Eglinski has proposed an audit of the processes the city will use to ensure fair prices are being charged for the estimated $12 million worth of infrastructure work taking place at the Rock Chalk Park site in the northwest corner of the city. If you remember, the city deviated from its bid policy and is allowing the infrastructure work to be built through a no-bid contract with a company led by Lawrence developer Thomas Fritzel.
The city has said it will review all the invoices for the work related to the infrastructure, and compare them with market prices to ensure that the costs aren’t inflated. But exactly how the city will do that isn’t entirely clear. This audit would examine some of those processes.
Eglinski has put this topic on his list of seven that he is suggesting commissioners give serious consideration. Eglinski has a larger list of topics that he said are probably lower priority items, but deserve consideration as well. Two of those topics have tie-ins to the recreation center. They are:
• A review of public-private partnership practices. The recreation center is one of the larger public-private partnerships in the city’s history. But this topic also could review some other high-profile projects, such as the proposed hotel development at Ninth and New Hampshire streets and The Oread hotel in the Oread neighborhood. Both of those private projects received significant assistance from City Hall.
• A review of the process for reviewing and approving incentives such as tax increment financing, transportation development districts, tax abatements, and industrial revenue bonds. The Rock Chalk Park project is expected to receive about $40 million in industrial revenue bonds. But perhaps the biggest incentive the project is receiving is the city is set to pay for essentially all of the roads, streets, sewers and other similar infrastructure to serve the track and field, soccer and softball complex that is part of the Rock Chalk project. Those facilities will be privately-owned by a group led by Fritzel. Kansas University will lease the facilities.

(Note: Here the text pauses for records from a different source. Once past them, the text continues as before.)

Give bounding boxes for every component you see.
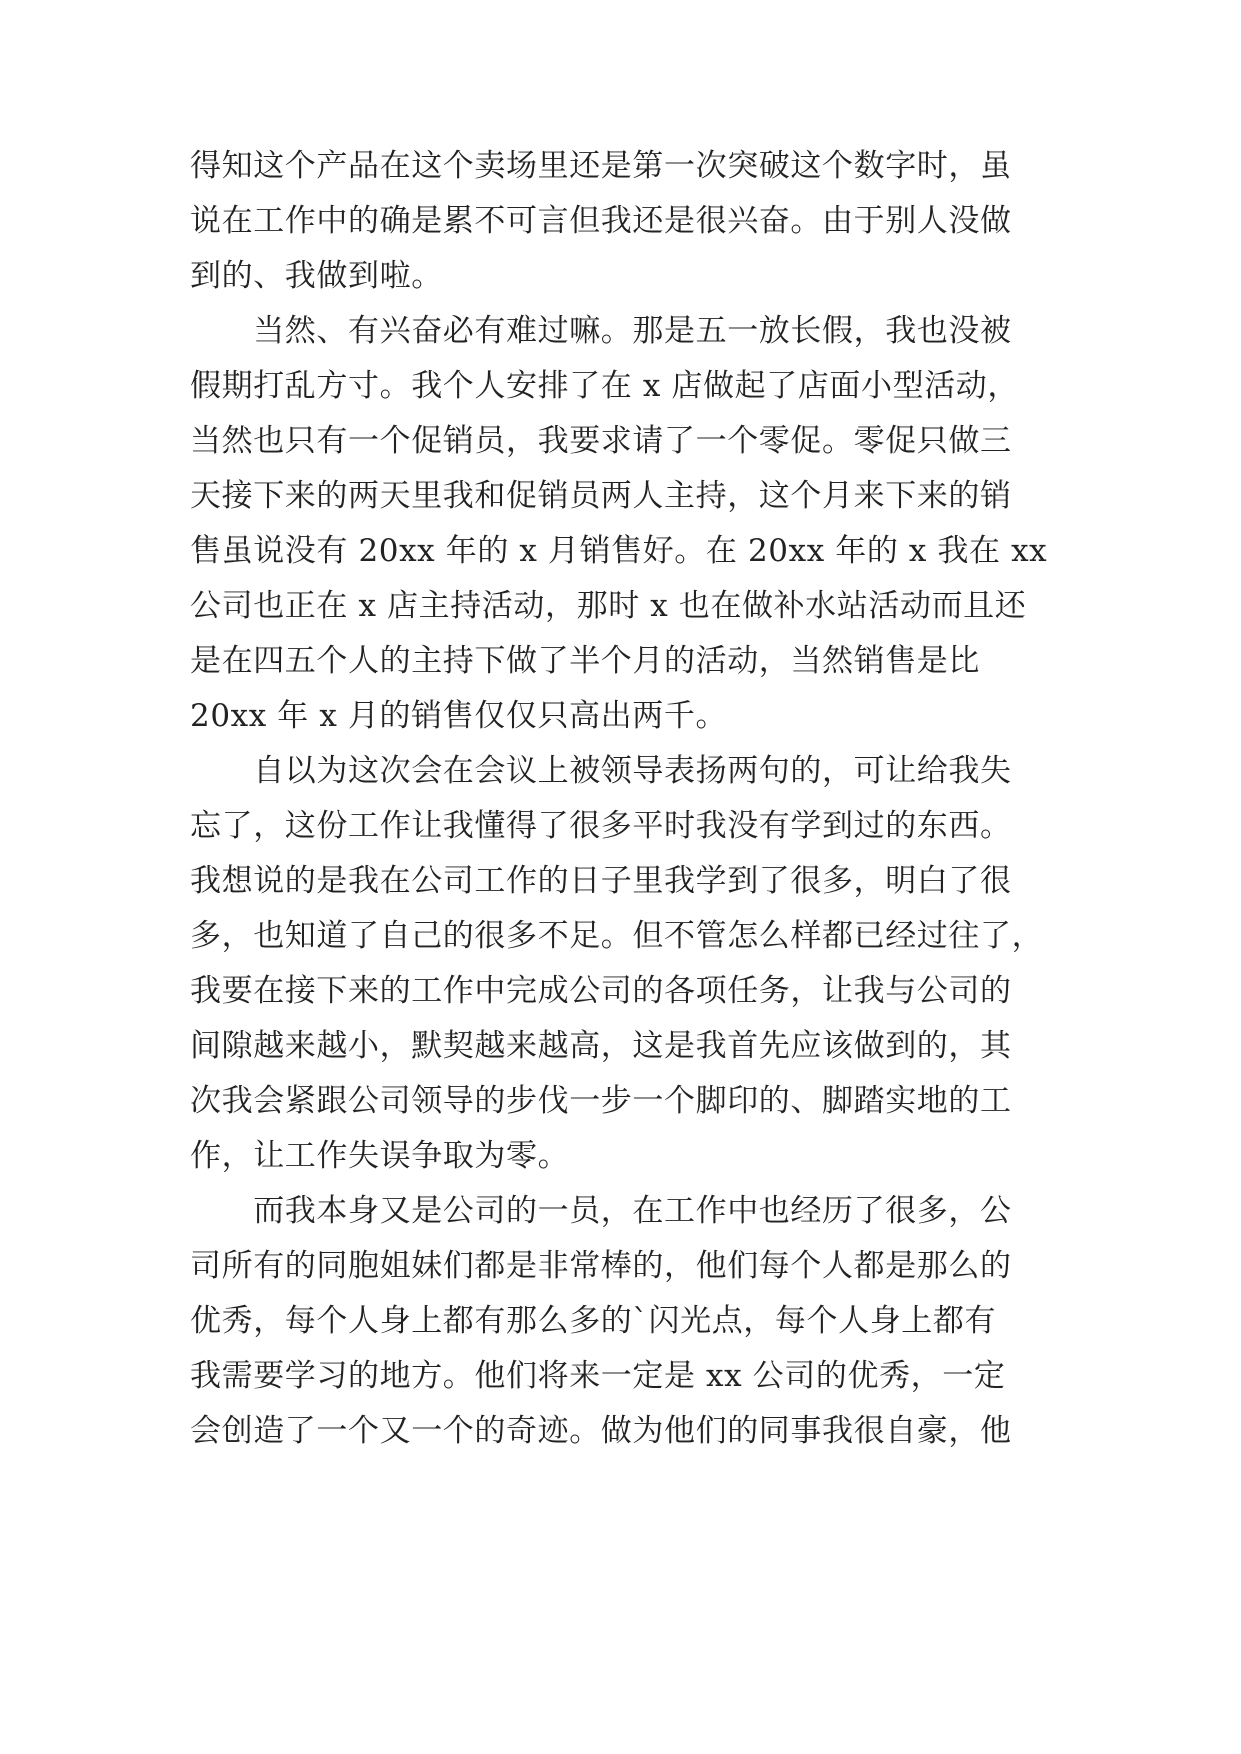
text-line: 售虽说没有 20xx 年的 x 月销售好。在 20xx 年的 x 我在 xx <box>190 533 1048 569</box>
text-line: 我想说的是我在公司工作的日子里我学到了很多，明白了很 <box>190 863 1012 899</box>
text-line: 自以为这次会在会议上被领导表扬两句的，可让给我失 <box>190 753 1012 789</box>
text-line: 公司也正在 x 店主持活动，那时 x 也在做补水站活动而且还 <box>190 588 1027 624</box>
text-line: 是在四五个人的主持下做了半个月的活动，当然销售是比 <box>190 643 980 679</box>
text-line: 我需要学习的地方。他们将来一定是 xx 公司的优秀，一定 <box>190 1358 1006 1394</box>
text-line: 得知这个产品在这个卖场里还是第一次突破这个数字时，虽 <box>190 148 1012 184</box>
text-line: 到的、我做到啦。 <box>190 258 443 294</box>
text-line: 作，让工作失误争取为零。 <box>190 1138 570 1174</box>
text-line: 说在工作中的确是累不可言但我还是很兴奋。由于别人没做 <box>190 203 1012 239</box>
text-line: 优秀，每个人身上都有那么多的`闪光点，每个人身上都有 <box>190 1303 997 1339</box>
text-line: 次我会紧跟公司领导的步伐一步一个脚印的、脚踏实地的工 <box>190 1083 1012 1119</box>
text-line: 假期打乱方寸。我个人安排了在 x 店做起了店面小型活动， <box>190 368 1019 404</box>
text-line: 而我本身又是公司的一员，在工作中也经历了很多，公 <box>190 1193 1012 1229</box>
text-line: 我要在接下来的工作中完成公司的各项任务，让我与公司的 <box>190 973 1012 1009</box>
text-line: 会创造了一个又一个的奇迹。做为他们的同事我很自豪，他 <box>190 1413 1012 1449</box>
text-line: 多，也知道了自己的很多不足。但不管怎么样都已经过往了， <box>190 918 1044 954</box>
text-line: 天接下来的两天里我和促销员两人主持，这个月来下来的销 <box>190 478 1012 514</box>
text-line: 20xx 年 x 月的销售仅仅只高出两千。 <box>190 698 728 734</box>
text-line: 司所有的同胞姐妹们都是非常棒的，他们每个人都是那么的 <box>190 1248 1012 1284</box>
text-line: 当然也只有一个促销员，我要求请了一个零促。零促只做三 <box>190 423 1012 459</box>
text-line: 忘了，这份工作让我懂得了很多平时我没有学到过的东西。 <box>190 808 1012 844</box>
text-line: 间隙越来越小，默契越来越高，这是我首先应该做到的，其 <box>190 1028 1012 1064</box>
text-line: 当然、有兴奋必有难过嘛。那是五一放长假，我也没被 <box>190 313 1012 349</box>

Eglinski — who reports directly to the City Commission, rather than to the city manager — is asking commissioners to choose four to five audit topics for him to work on this year. Here’s the complete list of seven higher priority topics that he’s presenting to commissioners:
• Recreation center construction invoice controls;
• Barriers to the city adopting additional performance measurements systems for services provided by City Hall;
• How the city can or should control the amount of fats, oils, and grease dumped into the city’s sewer system;
• A financial indicators report for the city. Eglinski annually completes this report that compares Lawrence’s finances to those of other cities.
• An examination of the police department’s workload, examining the claims that the department needs about 30 additional employees.
• A review of the condition of the city’s sidewalks and the community’s efforts to maintain sidewalks.
Eglinski also compiled a list of 28 other audit topics that he has considered. They include audits of: cable television franchises; capital planning and budgeting; cash control testing; condition of public buildings; downtown parking; vehicle and equipment conditions; financial policies; flow of traffic; finances of the Eagle Bend Golf Course; cost accounting methods for the solid waste division; municipal court workload; funding of outside agencies; the parks and recreation department’s fee waiver policy and scholarship program; the performance of the city’s parking fund; the condition of pavement markings in the city; payment card industry data security standards; process for reviewing and approving economic development incentives; public private partnership practices; purchase card transaction reviews; record retention policies; reliability of the city’s population forecasts and estimates; risk assessment survey of department and program managers; safety and workers compensation; solid waste rate structure; span of control analysis; vehicle and equipment replacement; water conservation.
Commissioners will discuss possible audit topics at their 6:35 p.m. meeting tonight at City Hall.